A Clinical Study to Evaluate Autofluorescence Imaging of Diabetic Foot Ulcers Using a Novel Artificial Intelligence Enabled Noninvasive Device
Great work from our long-time friend and colleague Vijay Viswanathan and coworkers pushing diagnostics and theragnostics forward.
Diabetic foot ulcers, with worldwide prevalence ranging from 12%-25%, are an important cause of nontraumatic lower limb amputation. Evidence-based assessment of early infection can help the clinician provide the right first line treatment thus helping improve the wound closure rate. Illuminate®, a novel point of care device working on multispectral autofluorescence imaging, helps in the rapid identification and classification of bacteria. This study was aimed to evaluate the diagnostic accuracy of the device in detecting bacterial gram type against standard culture methods.
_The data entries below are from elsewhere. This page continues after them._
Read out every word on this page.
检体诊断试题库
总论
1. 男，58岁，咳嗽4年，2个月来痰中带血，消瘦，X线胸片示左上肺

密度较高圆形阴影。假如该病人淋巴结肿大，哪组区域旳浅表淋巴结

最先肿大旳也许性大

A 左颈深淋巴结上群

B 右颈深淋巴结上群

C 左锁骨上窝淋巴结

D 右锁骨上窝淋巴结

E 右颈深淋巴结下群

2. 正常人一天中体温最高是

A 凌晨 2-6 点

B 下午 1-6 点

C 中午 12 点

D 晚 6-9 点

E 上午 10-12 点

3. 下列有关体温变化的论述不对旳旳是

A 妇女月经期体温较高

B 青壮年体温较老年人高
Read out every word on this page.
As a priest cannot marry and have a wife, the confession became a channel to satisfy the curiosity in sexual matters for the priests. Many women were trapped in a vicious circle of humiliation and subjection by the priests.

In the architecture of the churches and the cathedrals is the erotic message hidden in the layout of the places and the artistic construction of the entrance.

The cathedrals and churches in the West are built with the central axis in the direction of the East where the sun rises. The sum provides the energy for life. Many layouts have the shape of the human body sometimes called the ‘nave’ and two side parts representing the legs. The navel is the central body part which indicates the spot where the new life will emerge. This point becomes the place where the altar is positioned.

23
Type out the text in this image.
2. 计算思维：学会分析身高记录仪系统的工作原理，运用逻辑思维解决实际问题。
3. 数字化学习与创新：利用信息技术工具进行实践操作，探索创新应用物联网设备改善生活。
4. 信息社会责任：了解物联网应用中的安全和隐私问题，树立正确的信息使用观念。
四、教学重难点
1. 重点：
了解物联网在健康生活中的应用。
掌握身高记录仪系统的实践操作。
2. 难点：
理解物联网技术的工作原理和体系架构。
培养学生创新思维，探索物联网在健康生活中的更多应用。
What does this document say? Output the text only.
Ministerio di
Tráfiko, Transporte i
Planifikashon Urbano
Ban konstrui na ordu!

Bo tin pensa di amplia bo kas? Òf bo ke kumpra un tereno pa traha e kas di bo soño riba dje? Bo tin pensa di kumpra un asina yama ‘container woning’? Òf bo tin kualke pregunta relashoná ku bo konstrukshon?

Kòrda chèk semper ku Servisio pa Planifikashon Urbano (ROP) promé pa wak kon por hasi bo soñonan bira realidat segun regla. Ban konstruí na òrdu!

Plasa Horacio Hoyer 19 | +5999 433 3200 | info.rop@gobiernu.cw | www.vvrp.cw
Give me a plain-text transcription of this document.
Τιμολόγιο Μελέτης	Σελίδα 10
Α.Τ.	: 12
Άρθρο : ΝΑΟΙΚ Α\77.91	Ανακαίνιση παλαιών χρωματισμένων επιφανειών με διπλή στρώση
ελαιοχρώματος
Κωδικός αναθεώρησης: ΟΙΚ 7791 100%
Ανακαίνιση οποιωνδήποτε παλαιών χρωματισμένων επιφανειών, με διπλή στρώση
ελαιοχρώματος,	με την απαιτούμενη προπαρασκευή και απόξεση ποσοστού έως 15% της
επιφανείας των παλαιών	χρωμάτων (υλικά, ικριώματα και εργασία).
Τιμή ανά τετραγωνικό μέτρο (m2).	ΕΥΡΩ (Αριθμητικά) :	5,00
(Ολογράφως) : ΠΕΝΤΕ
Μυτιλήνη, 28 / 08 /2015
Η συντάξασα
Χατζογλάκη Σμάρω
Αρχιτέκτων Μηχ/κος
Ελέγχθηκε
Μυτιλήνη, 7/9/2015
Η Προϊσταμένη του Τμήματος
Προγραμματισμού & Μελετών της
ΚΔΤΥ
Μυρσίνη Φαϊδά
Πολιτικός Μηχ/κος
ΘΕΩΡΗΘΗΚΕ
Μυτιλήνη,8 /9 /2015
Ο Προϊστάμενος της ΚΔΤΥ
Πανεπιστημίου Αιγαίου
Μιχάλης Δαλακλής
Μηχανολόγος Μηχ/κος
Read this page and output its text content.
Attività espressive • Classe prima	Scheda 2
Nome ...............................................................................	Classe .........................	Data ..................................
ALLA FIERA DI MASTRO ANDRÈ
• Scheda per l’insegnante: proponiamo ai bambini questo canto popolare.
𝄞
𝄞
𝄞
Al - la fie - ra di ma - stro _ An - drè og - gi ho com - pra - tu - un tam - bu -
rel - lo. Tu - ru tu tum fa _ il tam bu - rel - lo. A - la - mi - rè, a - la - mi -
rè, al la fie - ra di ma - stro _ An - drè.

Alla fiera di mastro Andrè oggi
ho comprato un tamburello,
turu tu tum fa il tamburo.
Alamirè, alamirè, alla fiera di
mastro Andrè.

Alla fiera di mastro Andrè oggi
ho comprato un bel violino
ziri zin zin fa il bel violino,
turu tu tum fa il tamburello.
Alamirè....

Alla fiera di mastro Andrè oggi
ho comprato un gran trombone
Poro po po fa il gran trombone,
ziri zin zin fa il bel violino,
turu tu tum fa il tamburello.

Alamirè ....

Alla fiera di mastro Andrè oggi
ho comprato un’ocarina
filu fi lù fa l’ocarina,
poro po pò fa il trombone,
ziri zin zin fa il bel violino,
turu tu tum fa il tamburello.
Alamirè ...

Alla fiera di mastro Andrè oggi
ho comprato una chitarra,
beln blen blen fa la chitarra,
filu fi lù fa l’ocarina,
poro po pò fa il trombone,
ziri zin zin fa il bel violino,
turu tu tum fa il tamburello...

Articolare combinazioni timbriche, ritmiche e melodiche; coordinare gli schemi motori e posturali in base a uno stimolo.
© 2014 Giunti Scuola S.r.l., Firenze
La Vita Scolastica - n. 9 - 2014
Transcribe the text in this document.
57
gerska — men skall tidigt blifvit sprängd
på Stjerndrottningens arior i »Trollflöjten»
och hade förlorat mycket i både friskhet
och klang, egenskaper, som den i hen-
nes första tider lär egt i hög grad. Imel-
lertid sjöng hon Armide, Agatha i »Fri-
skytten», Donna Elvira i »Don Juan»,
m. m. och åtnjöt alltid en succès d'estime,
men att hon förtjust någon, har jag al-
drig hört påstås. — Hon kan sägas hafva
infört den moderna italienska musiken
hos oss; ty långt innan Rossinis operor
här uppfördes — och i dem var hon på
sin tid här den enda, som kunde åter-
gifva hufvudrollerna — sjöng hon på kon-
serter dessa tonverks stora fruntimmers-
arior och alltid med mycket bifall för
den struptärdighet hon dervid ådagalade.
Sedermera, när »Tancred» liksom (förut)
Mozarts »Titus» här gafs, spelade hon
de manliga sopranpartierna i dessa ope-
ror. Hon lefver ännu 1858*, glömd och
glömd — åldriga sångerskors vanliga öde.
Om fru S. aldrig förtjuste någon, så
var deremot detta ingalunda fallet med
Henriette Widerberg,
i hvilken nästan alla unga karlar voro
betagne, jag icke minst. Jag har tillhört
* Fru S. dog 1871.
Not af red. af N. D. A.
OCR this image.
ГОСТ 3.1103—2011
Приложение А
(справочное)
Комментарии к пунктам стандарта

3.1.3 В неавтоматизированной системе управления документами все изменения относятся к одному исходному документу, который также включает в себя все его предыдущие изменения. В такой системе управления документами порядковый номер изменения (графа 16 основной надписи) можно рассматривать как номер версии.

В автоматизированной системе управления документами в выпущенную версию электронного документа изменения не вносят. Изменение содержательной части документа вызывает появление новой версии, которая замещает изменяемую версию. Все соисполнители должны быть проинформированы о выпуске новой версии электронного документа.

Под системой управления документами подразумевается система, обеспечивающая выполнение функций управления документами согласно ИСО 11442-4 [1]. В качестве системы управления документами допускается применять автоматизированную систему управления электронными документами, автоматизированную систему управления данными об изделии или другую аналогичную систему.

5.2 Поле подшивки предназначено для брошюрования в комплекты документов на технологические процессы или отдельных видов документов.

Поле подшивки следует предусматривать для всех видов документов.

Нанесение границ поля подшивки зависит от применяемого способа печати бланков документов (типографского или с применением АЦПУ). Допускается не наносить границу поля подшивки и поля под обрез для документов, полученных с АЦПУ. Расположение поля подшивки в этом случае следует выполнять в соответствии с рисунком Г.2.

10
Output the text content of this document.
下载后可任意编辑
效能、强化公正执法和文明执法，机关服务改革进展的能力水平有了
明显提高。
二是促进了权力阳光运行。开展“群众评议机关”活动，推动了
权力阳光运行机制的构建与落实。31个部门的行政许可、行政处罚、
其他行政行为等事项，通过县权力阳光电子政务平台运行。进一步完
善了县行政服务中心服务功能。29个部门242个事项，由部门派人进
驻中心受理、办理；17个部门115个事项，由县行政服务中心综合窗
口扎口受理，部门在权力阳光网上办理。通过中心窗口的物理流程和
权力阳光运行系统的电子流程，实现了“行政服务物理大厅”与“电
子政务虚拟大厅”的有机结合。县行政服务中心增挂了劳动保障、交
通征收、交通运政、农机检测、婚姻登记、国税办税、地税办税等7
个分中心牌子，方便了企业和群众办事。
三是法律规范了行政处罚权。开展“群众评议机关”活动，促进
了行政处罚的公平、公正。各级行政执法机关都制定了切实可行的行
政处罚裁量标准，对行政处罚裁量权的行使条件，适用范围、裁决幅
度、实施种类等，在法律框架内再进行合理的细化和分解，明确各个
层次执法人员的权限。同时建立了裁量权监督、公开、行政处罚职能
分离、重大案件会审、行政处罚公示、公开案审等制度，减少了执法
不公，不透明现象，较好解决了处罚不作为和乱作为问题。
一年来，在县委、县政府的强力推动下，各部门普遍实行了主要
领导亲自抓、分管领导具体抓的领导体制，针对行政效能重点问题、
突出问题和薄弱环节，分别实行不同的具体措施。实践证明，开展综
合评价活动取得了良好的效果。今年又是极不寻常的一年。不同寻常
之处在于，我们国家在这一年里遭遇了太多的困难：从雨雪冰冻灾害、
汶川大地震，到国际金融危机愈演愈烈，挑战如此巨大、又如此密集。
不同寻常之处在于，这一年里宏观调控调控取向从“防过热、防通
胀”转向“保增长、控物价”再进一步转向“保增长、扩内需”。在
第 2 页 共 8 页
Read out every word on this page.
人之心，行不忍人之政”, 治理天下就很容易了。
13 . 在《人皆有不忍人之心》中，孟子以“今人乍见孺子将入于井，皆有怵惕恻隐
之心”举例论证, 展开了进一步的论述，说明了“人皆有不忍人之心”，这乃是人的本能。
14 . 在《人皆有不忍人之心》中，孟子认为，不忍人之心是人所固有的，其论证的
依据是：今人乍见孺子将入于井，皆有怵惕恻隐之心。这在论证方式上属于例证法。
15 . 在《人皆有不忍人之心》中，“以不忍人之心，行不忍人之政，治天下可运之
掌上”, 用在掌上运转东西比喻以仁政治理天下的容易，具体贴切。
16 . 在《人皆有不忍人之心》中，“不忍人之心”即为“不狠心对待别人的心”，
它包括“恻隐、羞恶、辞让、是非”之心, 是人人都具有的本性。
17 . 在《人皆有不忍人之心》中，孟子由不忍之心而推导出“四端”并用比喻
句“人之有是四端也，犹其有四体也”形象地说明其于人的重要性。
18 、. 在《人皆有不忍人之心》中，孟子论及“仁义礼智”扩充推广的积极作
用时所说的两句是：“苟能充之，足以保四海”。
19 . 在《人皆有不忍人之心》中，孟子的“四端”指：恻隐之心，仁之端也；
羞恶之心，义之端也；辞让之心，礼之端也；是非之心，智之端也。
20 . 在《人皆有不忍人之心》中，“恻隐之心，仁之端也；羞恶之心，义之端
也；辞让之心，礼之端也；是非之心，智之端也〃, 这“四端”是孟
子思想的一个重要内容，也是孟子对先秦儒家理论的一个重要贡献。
A total of 178 patients from a tertiary care center for diabetes was recruited and 203 tissue samples were obtained from the wound base by the plastic surgeon. The device was handled by the trained investigator to take wound images. The tissue samples were taken from the color-coded infected region as indicated by the device’s Artificial Intelligence algorithm and sent for microbial assessment. The results were compared against the Gram type inferred by the device and the device was found to have an accuracy of 89.54%, a positive predictive value of 86.27% for detecting Gram-positive bacteria, 80.77% for Gram-negative bacteria, and 91.67% for no infection. The negative predictive value corresponded to 87.25% for Gram-positive, 92% for Gram-negative, and 96.12% for no infection. The Results exhibited the accuracy of this novel autofluorescence device in identifying and classifying the gram type of bacteria and its potential in significantly aiding clinicians towards early infection assessment and treatment.
Keywords: artificial intelligence; autofluorescence; diabetic foot ulcers; gram-negative bacteria; gram-positive bacteria; illuminate®; multispectral imaging.